The quick distinction
Substitutes are goods that satisfy similar needs and can replace each other. When the price of one rises, consumers shift toward the other — demand for the substitute increases. Examples: Coke and Pepsi, butter and margarine, cable TV and streaming services, gasoline and electric vehicle charging.
Complements are goods typically consumed together. When the price of one rises, consumption of both tends to fall because the pair is less affordable or attractive in combination. Examples: cars and gasoline, printers and ink cartridges, smartphones and phone cases, coffee and cream.

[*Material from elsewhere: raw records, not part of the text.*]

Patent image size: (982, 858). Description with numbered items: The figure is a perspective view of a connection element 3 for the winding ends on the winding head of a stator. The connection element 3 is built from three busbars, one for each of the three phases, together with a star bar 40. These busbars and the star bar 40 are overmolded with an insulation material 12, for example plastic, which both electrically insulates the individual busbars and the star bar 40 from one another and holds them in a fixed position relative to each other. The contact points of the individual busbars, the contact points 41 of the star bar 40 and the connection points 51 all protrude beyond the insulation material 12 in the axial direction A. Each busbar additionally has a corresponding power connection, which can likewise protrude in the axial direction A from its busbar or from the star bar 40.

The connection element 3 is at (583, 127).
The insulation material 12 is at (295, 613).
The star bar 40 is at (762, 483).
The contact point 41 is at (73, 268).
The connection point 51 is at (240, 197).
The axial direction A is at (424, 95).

| Substitutes | Complements | |
|---|---|---|
| Consumed | Alternatively | Together |
| Cross-price effect | Price of A rises → demand for B rises | Price of A rises → demand for B falls |
| Cross-price elasticity | Positive | Negative |
Substitutes, explained
The closer two goods are in function, the stronger the substitution effect. Branded and generic pharmaceuticals are near-perfect substitutes once a drug goes off-patent — demand shifts sharply toward generics when the branded version is more expensive. The FDA's data on generic drug market share shows that generic drugs rapidly capture 80–90 percent of prescription volume once they enter — a direct expression of strong substitution.
Complements, explained
Complement relationships define entire industry structures. The Bureau of Economic Analysis industry accounts show that vehicle and petroleum product demand move together across economic cycles — both are complements to mobility, and a shock to either affects the other. When gasoline prices spiked in 2008, demand for large vehicles fell sharply — not just because SUVs were expensive, but because the operating cost of the car-gasoline complement bundle made large vehicles less attractive overall.
How to keep them straight
Ask: if the price of Good A rises, what happens to demand for Good B?
- Demand for B rises → B is a substitute for A
- Demand for B falls → B is a complement to A
- Demand for B is unchanged → the goods are unrelated
Cross-price elasticity (the formal measure) gives a positive number for substitutes and a negative number for complements, making the classification precise and measurable.